Cette sapeur-pompier volontaire accusait en fait un sergent-chef de l’avoir « agressée sexuellement la nuit du 29 mars 2017 » au sein de la caserne de Bessancourt, dans le Val-d’Oise, à l’occasion d’un « évènement festif alcoolisé non autorisé ». Le lieutenant auprès de qui elle s’était confiée avait alors effectué un « signalement (…) auprès du procureur de la République » et une enquête administrative avait été lancée en parallèle contre ce sergent-chef décoré d’une médaille de la sécurité intérieure en 2017.
Rétractation
Mais la plaignante s’était finalement « rétractée par courrier » vingt jours plus tard, puis devant les services de police, affirmant que « les rapports étaient consentis ». Sur le plan pénal, les faits avaient donc été classés « sans suite » le 27 novembre 2017.
Le 20 février 2020, le pompier – qui avait déposé plainte pour « dénonciation calomnieuse » avait alors réclamé « l’engagement d’une procédure disciplinaire à l’encontre de cette agent et de deux autres agents qui l’ont soutenue » ainsi que « le bénéfice de la protection fonctionnelle dans le cadre de sa plainte pénale pour dénonciation calomnieuse ».
Cette mesure impose en fait à un employeur une « obligation de protection » – notamment la prise en charge des frais d’avocat – d’un agent « victime d’attaques à raison de [ses] fonctions, sans qu’une faute personnelle puisse [lui] être imputée ».
Mais le président du conseil d’administration du Service Départemental d’Incendie et de Secours du Val-d’Oise (SDIS 95) avait rejeté ces deux demandes. Le sergent-chef avait donc saisi le tribunal administratif de Cergy-Pontoise et réclamait 100.380 € « en réparation » de ses « préjudices moral et financier ».
¨Protection fonctionnelle annulée en appel
Le 6 juillet 2023, le tribunal administratif de Cergy-Pontoise avait fait « injonction » au SDIS de lui « accorder le bénéfice de la protection fonctionnelle (…) dans un délai de deux mois » et de lui verser 2.000 € de frais de justice. « Les faits (…) sont liés au service dès lors qu’ils sont relatifs à des agents de ce service, concernent un événement ayant eu lieu dans les locaux du service et ont entraîné une enquête administrative au sein de ce même service », avaient relevé les juges de première instance.
Et la participation du Le sergent-chef à cette soirée non autorisée « n’est pas, en tout état de cause, d’une gravité suffisante pour être qualifiée de faute personnelle ».
Mais ce jugement avait été annulé par la cour administrative d’appel de Versailles le 28 mai 2025.
« Les faits « n’ont pas eu lieu à l’occasion de l’exercice de ses fonctions par l’intéressé mais de nuit, à la suite d’une soirée privée et il ne ressort pas des pièces du dossier que cette dénonciation résultait d’une volonté de lui porter atteinte en sa qualité de sapeur-pompier. »
Si le sergent-chef affirmait que les dénonciations avaient été « faites sous la pression de deux autres collègues » qui « avaient pour objectif de l’évincer du service », les magistrats avaient estimé qu’elles ont en fait « été motivées par le souci de transparence vis-à-vis de la hiérarchie, compte tenu de ce que les faits avaient eu lieu à la caserne et qu’un certain nombre d’agents en avaient été partiellement témoins ».
« Sous la pression de deux collègues »
Le sergent-chef avait alors saisi le Conseil d’Etat.
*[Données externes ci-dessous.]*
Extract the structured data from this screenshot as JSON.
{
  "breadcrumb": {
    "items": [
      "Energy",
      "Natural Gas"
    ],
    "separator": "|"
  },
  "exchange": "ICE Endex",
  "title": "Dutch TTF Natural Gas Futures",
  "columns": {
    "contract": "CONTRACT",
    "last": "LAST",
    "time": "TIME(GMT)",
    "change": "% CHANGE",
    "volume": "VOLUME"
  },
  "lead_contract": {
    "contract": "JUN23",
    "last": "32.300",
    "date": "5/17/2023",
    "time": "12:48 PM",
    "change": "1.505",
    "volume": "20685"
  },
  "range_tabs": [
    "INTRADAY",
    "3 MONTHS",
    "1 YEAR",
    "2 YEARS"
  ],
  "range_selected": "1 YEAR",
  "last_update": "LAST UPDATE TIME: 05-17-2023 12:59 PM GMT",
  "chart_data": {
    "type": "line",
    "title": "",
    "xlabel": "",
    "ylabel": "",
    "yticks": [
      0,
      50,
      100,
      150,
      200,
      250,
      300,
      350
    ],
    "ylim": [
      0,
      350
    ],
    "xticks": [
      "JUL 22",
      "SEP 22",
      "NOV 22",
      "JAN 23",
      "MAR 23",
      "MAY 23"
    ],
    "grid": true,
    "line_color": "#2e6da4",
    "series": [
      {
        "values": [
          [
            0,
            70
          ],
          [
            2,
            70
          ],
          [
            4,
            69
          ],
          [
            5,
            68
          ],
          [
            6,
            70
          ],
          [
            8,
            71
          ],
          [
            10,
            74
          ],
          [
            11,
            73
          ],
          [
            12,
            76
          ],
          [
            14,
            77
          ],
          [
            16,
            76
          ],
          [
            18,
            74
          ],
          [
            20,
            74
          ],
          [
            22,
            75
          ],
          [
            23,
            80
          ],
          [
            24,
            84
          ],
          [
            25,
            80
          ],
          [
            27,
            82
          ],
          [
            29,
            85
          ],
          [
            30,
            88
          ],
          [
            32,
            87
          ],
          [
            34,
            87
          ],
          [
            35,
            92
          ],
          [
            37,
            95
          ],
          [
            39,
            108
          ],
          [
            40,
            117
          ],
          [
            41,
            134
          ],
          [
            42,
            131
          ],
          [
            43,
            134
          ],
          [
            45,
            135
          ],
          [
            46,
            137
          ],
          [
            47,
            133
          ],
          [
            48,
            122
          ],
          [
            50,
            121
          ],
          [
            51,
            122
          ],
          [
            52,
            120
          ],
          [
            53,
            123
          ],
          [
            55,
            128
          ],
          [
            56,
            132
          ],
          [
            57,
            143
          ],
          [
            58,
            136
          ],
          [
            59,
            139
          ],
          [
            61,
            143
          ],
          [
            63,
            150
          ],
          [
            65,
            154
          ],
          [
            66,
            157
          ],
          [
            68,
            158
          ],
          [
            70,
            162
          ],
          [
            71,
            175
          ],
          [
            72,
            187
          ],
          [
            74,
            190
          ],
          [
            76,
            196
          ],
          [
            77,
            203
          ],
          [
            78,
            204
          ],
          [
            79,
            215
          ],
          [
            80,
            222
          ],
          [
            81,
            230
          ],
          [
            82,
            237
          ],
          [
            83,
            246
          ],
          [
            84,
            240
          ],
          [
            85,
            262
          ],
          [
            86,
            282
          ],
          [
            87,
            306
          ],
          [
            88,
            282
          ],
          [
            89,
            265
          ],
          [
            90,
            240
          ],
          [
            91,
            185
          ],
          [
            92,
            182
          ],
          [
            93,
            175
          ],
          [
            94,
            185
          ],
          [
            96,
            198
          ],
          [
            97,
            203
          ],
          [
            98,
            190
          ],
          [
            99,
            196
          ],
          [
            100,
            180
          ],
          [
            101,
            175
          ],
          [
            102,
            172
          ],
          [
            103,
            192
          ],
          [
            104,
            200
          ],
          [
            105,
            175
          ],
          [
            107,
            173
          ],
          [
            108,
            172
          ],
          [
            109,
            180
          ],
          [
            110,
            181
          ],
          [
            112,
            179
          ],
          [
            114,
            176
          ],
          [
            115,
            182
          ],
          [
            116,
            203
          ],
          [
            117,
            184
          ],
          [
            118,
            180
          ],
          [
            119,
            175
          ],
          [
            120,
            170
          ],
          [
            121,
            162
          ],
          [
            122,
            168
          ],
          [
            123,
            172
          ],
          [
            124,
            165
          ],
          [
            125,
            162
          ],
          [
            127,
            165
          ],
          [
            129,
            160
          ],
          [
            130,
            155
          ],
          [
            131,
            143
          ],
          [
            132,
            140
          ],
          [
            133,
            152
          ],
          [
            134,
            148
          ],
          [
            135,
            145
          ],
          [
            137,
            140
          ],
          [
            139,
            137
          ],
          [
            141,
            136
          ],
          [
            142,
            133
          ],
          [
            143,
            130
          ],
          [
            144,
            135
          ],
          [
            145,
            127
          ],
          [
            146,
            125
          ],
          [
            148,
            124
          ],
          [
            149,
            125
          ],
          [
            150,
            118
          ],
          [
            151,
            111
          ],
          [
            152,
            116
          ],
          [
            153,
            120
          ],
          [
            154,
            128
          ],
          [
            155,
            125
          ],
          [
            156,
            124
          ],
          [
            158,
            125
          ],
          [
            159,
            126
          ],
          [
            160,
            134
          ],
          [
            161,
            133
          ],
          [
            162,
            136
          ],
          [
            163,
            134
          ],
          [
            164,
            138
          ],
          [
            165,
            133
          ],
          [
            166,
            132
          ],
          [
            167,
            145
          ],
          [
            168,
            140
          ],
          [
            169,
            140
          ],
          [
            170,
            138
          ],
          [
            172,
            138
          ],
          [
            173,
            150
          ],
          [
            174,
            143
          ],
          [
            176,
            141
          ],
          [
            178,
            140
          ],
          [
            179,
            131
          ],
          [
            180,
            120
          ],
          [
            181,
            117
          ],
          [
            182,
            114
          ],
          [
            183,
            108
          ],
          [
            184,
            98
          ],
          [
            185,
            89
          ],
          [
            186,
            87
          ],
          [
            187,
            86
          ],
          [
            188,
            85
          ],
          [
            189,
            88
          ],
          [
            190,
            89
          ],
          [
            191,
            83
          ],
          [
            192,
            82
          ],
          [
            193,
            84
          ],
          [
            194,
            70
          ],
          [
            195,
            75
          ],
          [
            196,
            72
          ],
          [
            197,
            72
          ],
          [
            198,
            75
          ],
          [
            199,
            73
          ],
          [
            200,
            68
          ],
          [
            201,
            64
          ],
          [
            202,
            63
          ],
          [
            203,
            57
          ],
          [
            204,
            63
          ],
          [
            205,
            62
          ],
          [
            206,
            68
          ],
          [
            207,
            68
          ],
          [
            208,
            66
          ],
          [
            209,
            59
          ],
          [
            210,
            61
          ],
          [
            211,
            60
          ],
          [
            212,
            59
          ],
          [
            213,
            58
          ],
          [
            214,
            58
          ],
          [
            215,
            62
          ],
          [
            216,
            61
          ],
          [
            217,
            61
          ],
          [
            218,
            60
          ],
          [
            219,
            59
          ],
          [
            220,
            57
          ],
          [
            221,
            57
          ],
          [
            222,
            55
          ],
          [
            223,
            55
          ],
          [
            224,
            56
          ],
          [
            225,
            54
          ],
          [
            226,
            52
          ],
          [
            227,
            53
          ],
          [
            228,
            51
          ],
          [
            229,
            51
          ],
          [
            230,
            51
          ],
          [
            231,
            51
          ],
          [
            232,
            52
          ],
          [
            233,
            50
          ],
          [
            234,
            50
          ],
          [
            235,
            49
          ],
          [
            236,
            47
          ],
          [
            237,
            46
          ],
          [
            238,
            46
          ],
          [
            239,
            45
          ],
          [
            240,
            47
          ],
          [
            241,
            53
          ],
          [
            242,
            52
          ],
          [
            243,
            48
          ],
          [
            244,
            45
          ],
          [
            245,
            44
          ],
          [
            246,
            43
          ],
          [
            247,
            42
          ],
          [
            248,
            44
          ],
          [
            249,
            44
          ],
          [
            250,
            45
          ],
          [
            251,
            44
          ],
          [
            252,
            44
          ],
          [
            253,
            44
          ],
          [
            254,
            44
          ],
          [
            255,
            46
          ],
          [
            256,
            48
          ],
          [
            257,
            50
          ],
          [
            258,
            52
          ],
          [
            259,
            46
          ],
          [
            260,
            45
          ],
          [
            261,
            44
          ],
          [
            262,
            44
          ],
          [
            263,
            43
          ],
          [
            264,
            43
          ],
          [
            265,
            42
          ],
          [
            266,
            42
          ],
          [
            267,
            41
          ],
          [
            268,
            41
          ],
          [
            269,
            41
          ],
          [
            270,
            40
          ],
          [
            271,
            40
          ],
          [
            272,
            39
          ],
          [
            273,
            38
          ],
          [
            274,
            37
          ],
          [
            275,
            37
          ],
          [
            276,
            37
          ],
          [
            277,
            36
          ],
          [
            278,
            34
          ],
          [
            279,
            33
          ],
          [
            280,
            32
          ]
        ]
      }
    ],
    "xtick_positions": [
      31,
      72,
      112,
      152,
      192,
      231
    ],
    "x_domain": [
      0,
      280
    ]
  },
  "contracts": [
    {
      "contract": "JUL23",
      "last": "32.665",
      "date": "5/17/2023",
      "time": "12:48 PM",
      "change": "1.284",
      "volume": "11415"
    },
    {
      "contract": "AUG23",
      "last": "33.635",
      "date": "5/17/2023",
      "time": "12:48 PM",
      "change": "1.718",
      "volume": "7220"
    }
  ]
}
Selon lui, la juridiction versaillaise avait « inexactement qualifié les faits de l’espèce » ou « au moins dénaturé les pièces du dossier » en « retenant qu’il n’existait pas de lien entre les faits à l’origine de sa plainte pour dénonciation calomnieuse et ses fonctions » et que « la dénonciation calomnieuse (…) ne résultait pas d’une volonté de lui porter atteinte en sa qualité de sapeur-pompier ».
Reste qu’aucun de ces moyens n’est de nature à permettre l’admission du pourvoi, évacue la plus haute juridiction administrative française dans un arrêt du 17 février 2026 qui vient d’être rendu public. Comme la loi l’y autorise en cas de « pourvoi (…) irrecevable » ou « fondé sur aucun moyen sérieux », le Conseil d’Etat a donc rejeté son recours.